NHK番組『日本人は何を考えてきたのか』で、西田幾多郎と京都学派が取り上げられていた。
生物学者の福岡伸一さんをナビゲーターに迎え、『善の研究』と戦争への態度を中心に、西田と三木清の足跡を辿るという構成で、なかなか面白かった。
番組では、「世界新秩序の原理」という論文をもとに、ずっと戦争に批判的だった西田が、最後には戦争体制を支持する方向に一線を越えた、という解釈が福岡さんによって示されていた。
たしかに、その論文のなかで西田はこう書いている。
我国民の思想指導及び学問教育の根本方針は何処までも深く国体の本義に徹して、歴史的現実の把握と世界的世界形成の原理に基かねばならない。英米的思想の排撃すべきは、自己優越感を以て東亜を植民地視するその帝国主義にあるのでなければならない。又国内思想指導の方針としては、較もすれば党派的に陥る全体主義ではなくして、何処までも公明正大なる君民一体、万民翼賛の皇道でなければならない。(「世界新秩序の原理」)
文面を見る限り、国体の護持、皇道の賛美といった戦時中イデオロギーそのままの立場を西田がとっているとも読める。
しかし、その一方で、西田は明確に当時の欧米列強の植民地主義、帝国主義を否定している。つまり、我々が反省すべきと考える「軍国主義」を、西田は主張していないということになる。
「国体の護持」と「軍国主義の否定」。現代の我々からすると、相反するように思われる二つの考え方が、西田においては共存している。これをどう解釈べきか。
僕は、西田の考える「国体の護持」が、今の僕らのイメージする「国体の護持」とずれている、と思う。
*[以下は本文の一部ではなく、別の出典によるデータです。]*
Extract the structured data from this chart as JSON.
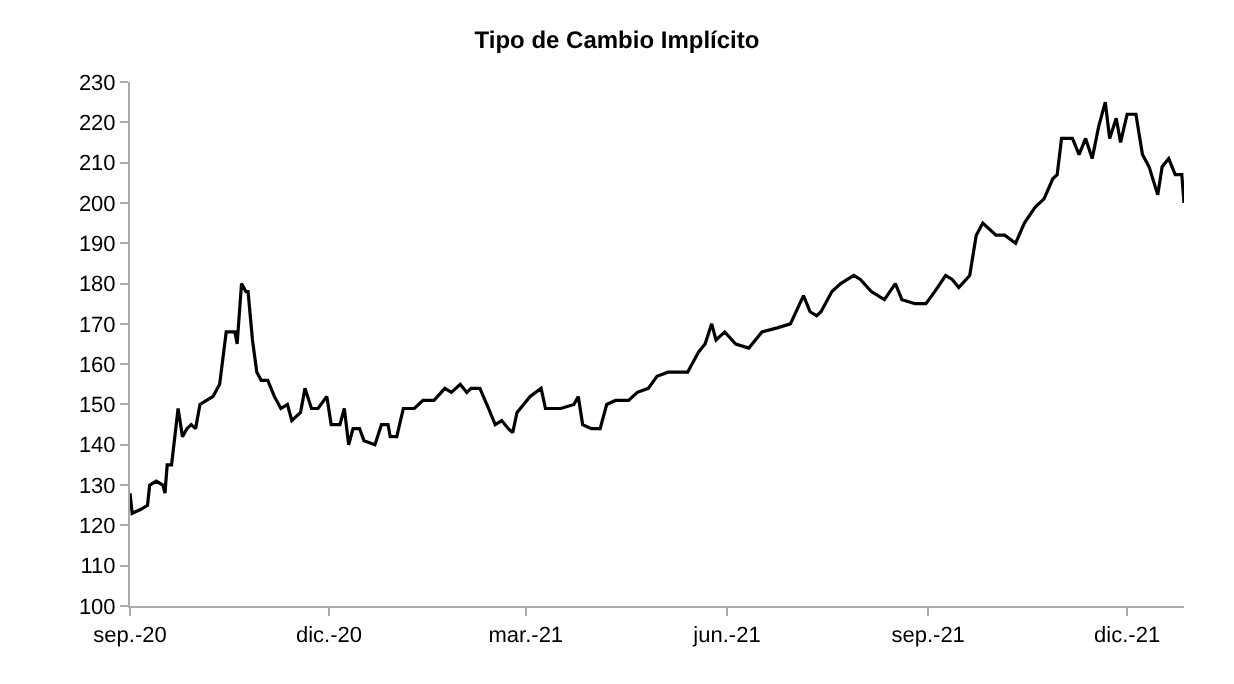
{
  "chart_data": {
    "type": "line",
    "title": "Tipo de Cambio Implícito",
    "x": [
      "2020-09-01",
      "2020-09-02",
      "2020-09-06",
      "2020-09-09",
      "2020-09-10",
      "2020-09-13",
      "2020-09-16",
      "2020-09-17",
      "2020-09-18",
      "2020-09-20",
      "2020-09-23",
      "2020-09-25",
      "2020-09-27",
      "2020-09-29",
      "2020-10-01",
      "2020-10-03",
      "2020-10-06",
      "2020-10-09",
      "2020-10-11",
      "2020-10-12",
      "2020-10-15",
      "2020-10-19",
      "2020-10-20",
      "2020-10-22",
      "2020-10-24",
      "2020-10-25",
      "2020-10-27",
      "2020-10-29",
      "2020-10-31",
      "2020-11-03",
      "2020-11-06",
      "2020-11-09",
      "2020-11-12",
      "2020-11-14",
      "2020-11-18",
      "2020-11-20",
      "2020-11-23",
      "2020-11-26",
      "2020-11-30",
      "2020-12-02",
      "2020-12-06",
      "2020-12-08",
      "2020-12-10",
      "2020-12-12",
      "2020-12-15",
      "2020-12-17",
      "2020-12-22",
      "2020-12-25",
      "2020-12-28",
      "2020-12-29",
      "2021-01-01",
      "2021-01-04",
      "2021-01-09",
      "2021-01-13",
      "2021-01-18",
      "2021-01-23",
      "2021-01-26",
      "2021-01-30",
      "2021-02-02",
      "2021-02-04",
      "2021-02-08",
      "2021-02-12",
      "2021-02-15",
      "2021-02-18",
      "2021-02-21",
      "2021-02-23",
      "2021-02-25",
      "2021-03-03",
      "2021-03-08",
      "2021-03-10",
      "2021-03-17",
      "2021-03-23",
      "2021-03-25",
      "2021-03-27",
      "2021-03-31",
      "2021-04-04",
      "2021-04-07",
      "2021-04-11",
      "2021-04-17",
      "2021-04-21",
      "2021-04-26",
      "2021-04-30",
      "2021-05-05",
      "2021-05-08",
      "2021-05-14",
      "2021-05-19",
      "2021-05-22",
      "2021-05-25",
      "2021-05-27",
      "2021-05-31",
      "2021-06-05",
      "2021-06-11",
      "2021-06-17",
      "2021-06-24",
      "2021-06-30",
      "2021-07-06",
      "2021-07-09",
      "2021-07-12",
      "2021-07-14",
      "2021-07-19",
      "2021-07-23",
      "2021-07-29",
      "2021-08-01",
      "2021-08-06",
      "2021-08-12",
      "2021-08-17",
      "2021-08-20",
      "2021-08-26",
      "2021-08-31",
      "2021-09-04",
      "2021-09-09",
      "2021-09-12",
      "2021-09-15",
      "2021-09-20",
      "2021-09-23",
      "2021-09-26",
      "2021-10-02",
      "2021-10-06",
      "2021-10-11",
      "2021-10-15",
      "2021-10-20",
      "2021-10-24",
      "2021-10-28",
      "2021-10-30",
      "2021-11-01",
      "2021-11-06",
      "2021-11-09",
      "2021-11-12",
      "2021-11-15",
      "2021-11-18",
      "2021-11-21",
      "2021-11-23",
      "2021-11-26",
      "2021-11-28",
      "2021-12-01",
      "2021-12-05",
      "2021-12-08",
      "2021-12-11",
      "2021-12-15",
      "2021-12-17",
      "2021-12-20",
      "2021-12-23",
      "2021-12-26",
      "2021-12-27"
    ],
    "series": [
      {
        "color": "#000000",
        "values": [
          128,
          123,
          124,
          125,
          130,
          131,
          130,
          128,
          135,
          135,
          149,
          142,
          144,
          145,
          144,
          150,
          151,
          152,
          154,
          155,
          168,
          168,
          165,
          180,
          178,
          178,
          166,
          158,
          156,
          156,
          152,
          149,
          150,
          146,
          148,
          154,
          149,
          149,
          152,
          145,
          145,
          149,
          140,
          144,
          144,
          141,
          140,
          145,
          145,
          142,
          142,
          149,
          149,
          151,
          151,
          154,
          153,
          155,
          153,
          154,
          154,
          149,
          145,
          146,
          144,
          143,
          148,
          152,
          154,
          149,
          149,
          150,
          152,
          145,
          144,
          144,
          150,
          151,
          151,
          153,
          154,
          157,
          158,
          158,
          158,
          163,
          165,
          170,
          166,
          168,
          165,
          164,
          168,
          169,
          170,
          177,
          173,
          172,
          173,
          178,
          180,
          182,
          181,
          178,
          176,
          180,
          176,
          175,
          175,
          178,
          182,
          181,
          179,
          182,
          192,
          195,
          192,
          192,
          190,
          195,
          199,
          201,
          206,
          207,
          216,
          216,
          212,
          216,
          211,
          219,
          225,
          216,
          221,
          215,
          222,
          222,
          212,
          209,
          202,
          209,
          211,
          207,
          207,
          200
        ]
      }
    ],
    "xlim": [
      "2020-09-01",
      "2021-12-27"
    ],
    "xticks": [
      {
        "value": "2020-09-01",
        "label": "sep.-20"
      },
      {
        "value": "2020-12-01",
        "label": "dic.-20"
      },
      {
        "value": "2021-03-01",
        "label": "mar.-21"
      },
      {
        "value": "2021-06-01",
        "label": "jun.-21"
      },
      {
        "value": "2021-09-01",
        "label": "sep.-21"
      },
      {
        "value": "2021-12-01",
        "label": "dic.-21"
      }
    ],
    "ylim": [
      100,
      230
    ],
    "yticks": [
      100,
      110,
      120,
      130,
      140,
      150,
      160,
      170,
      180,
      190,
      200,
      210,
      220,
      230
    ],
    "line_style": "solid"
  }
}
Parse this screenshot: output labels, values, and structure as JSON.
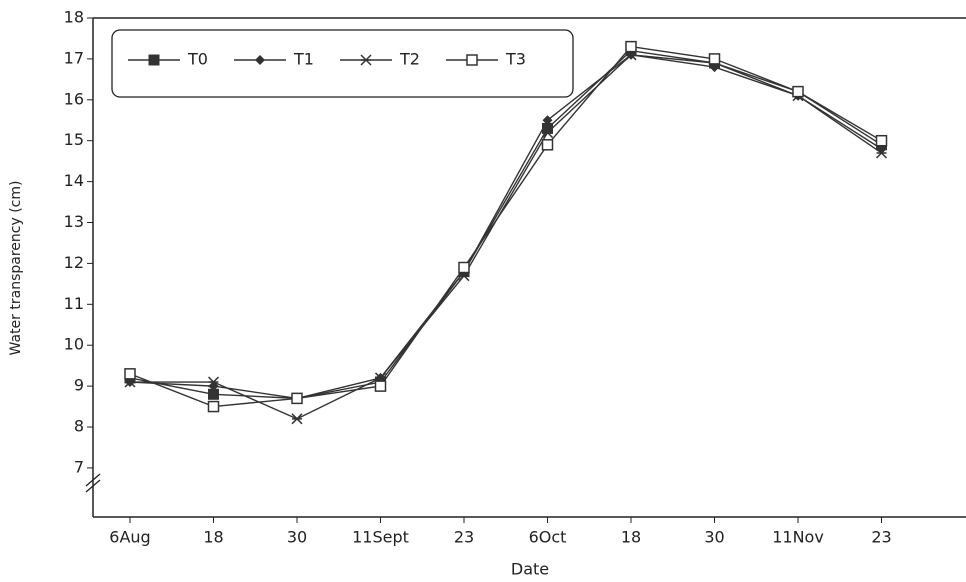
{
  "chart_data": {
    "type": "line",
    "x_label": "Date",
    "y_label": "Water transparency (cm)",
    "categories": [
      "6Aug",
      "18",
      "30",
      "11Sept",
      "23",
      "6Oct",
      "18",
      "30",
      "11Nov",
      "23"
    ],
    "series": [
      {
        "name": "T0",
        "color": "#333333",
        "marker": "filled-square",
        "values": [
          9.2,
          8.8,
          8.7,
          9.1,
          11.8,
          15.3,
          17.2,
          16.9,
          16.2,
          14.9
        ]
      },
      {
        "name": "T1",
        "color": "#333333",
        "marker": "diamond",
        "values": [
          9.1,
          9.0,
          8.7,
          9.2,
          11.8,
          15.5,
          17.1,
          16.8,
          16.1,
          14.8
        ]
      },
      {
        "name": "T2",
        "color": "#333333",
        "marker": "asterisk",
        "values": [
          9.1,
          9.1,
          8.2,
          9.2,
          11.7,
          15.2,
          17.1,
          16.9,
          16.1,
          14.7
        ]
      },
      {
        "name": "T3",
        "color": "#333333",
        "marker": "open-square",
        "values": [
          9.3,
          8.5,
          8.7,
          9.0,
          11.9,
          14.9,
          17.3,
          17.0,
          16.2,
          15.0
        ]
      }
    ],
    "ylim": [
      5.8,
      18
    ],
    "yticks": [
      7,
      8,
      9,
      10,
      11,
      12,
      13,
      14,
      15,
      16,
      17,
      18
    ],
    "legend": "top-left"
  }
}
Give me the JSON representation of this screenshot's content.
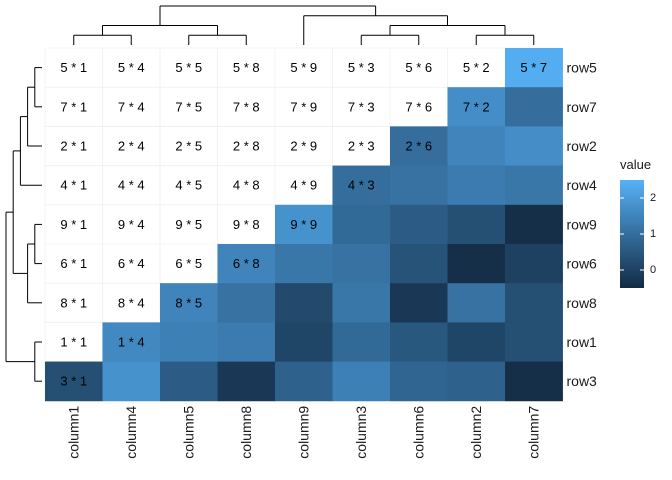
{
  "chart_data": {
    "type": "heatmap",
    "title": "",
    "rows": [
      "row5",
      "row7",
      "row2",
      "row4",
      "row9",
      "row6",
      "row8",
      "row1",
      "row3"
    ],
    "columns": [
      "column1",
      "column4",
      "column5",
      "column8",
      "column9",
      "column3",
      "column6",
      "column2",
      "column7"
    ],
    "values": [
      [
        null,
        null,
        null,
        null,
        null,
        null,
        null,
        null,
        2.4
      ],
      [
        null,
        null,
        null,
        null,
        null,
        null,
        null,
        1.7,
        1.0
      ],
      [
        null,
        null,
        null,
        null,
        null,
        null,
        1.0,
        1.5,
        1.7
      ],
      [
        null,
        null,
        null,
        null,
        null,
        1.0,
        1.1,
        1.3,
        1.2
      ],
      [
        null,
        null,
        null,
        null,
        1.8,
        0.9,
        0.6,
        0.3,
        -0.4
      ],
      [
        null,
        null,
        null,
        1.5,
        1.2,
        1.1,
        0.4,
        -0.4,
        0.0
      ],
      [
        null,
        null,
        1.5,
        1.1,
        0.2,
        1.2,
        -0.2,
        1.1,
        0.3
      ],
      [
        null,
        1.6,
        1.4,
        1.3,
        0.1,
        0.9,
        0.5,
        0.1,
        0.3
      ],
      [
        0.3,
        1.8,
        0.6,
        -0.2,
        0.7,
        1.4,
        0.8,
        0.7,
        -0.4
      ]
    ],
    "cell_labels": [
      [
        "5 * 1",
        "5 * 4",
        "5 * 5",
        "5 * 8",
        "5 * 9",
        "5 * 3",
        "5 * 6",
        "5 * 2",
        "5 * 7"
      ],
      [
        "7 * 1",
        "7 * 4",
        "7 * 5",
        "7 * 8",
        "7 * 9",
        "7 * 3",
        "7 * 6",
        "7 * 2",
        ""
      ],
      [
        "2 * 1",
        "2 * 4",
        "2 * 5",
        "2 * 8",
        "2 * 9",
        "2 * 3",
        "2 * 6",
        "",
        ""
      ],
      [
        "4 * 1",
        "4 * 4",
        "4 * 5",
        "4 * 8",
        "4 * 9",
        "4 * 3",
        "",
        "",
        ""
      ],
      [
        "9 * 1",
        "9 * 4",
        "9 * 5",
        "9 * 8",
        "9 * 9",
        "",
        "",
        "",
        ""
      ],
      [
        "6 * 1",
        "6 * 4",
        "6 * 5",
        "6 * 8",
        "",
        "",
        "",
        "",
        ""
      ],
      [
        "8 * 1",
        "8 * 4",
        "8 * 5",
        "",
        "",
        "",
        "",
        "",
        ""
      ],
      [
        "1 * 1",
        "1 * 4",
        "",
        "",
        "",
        "",
        "",
        "",
        ""
      ],
      [
        "3 * 1",
        "",
        "",
        "",
        "",
        "",
        "",
        "",
        ""
      ]
    ],
    "legend": {
      "title": "value",
      "ticks": [
        2,
        1,
        0
      ],
      "min": -0.5,
      "max": 2.5
    },
    "color_scale": {
      "low": "#132B43",
      "high": "#56B1F7",
      "missing": "#FFFFFF"
    },
    "grid_color": "#EBEBEB",
    "row_dendrogram": "(((((row5,row7),row2),row4),((row9,row6),row8)),(row1,row3))",
    "column_dendrogram": "(((column1,column4),(column5,column8)),(column9,((column3,column6),(column2,column7))))"
  }
}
科学、技術、経済の発達の結果、今日、各国家民族が緊密なる一つの世界的空間に入ったのである。之を解決する途は、各自が世界史的使命を自覚して、各自が何処までも自己に即しながら而も自己を越えて、一つの世界的世界を構成するの外にない。私が現代を各国家民族の世界的自覚の時代と云う所以である。各国家民族が自己を越えて一つの世界を構成すると云うことは、ウィルソン国際連盟に於ての如く、単に各民族を平等に、その独立を認めるという如き所謂民族自決主義ではない。そういう世界は、十八世紀的な抽象的世界理念に過ぎない。かかる理念によって現実の歴史的課題の解決の不可能なることは、今日の世界大戦が証明して居るのである。(「世界新秩序の原理」)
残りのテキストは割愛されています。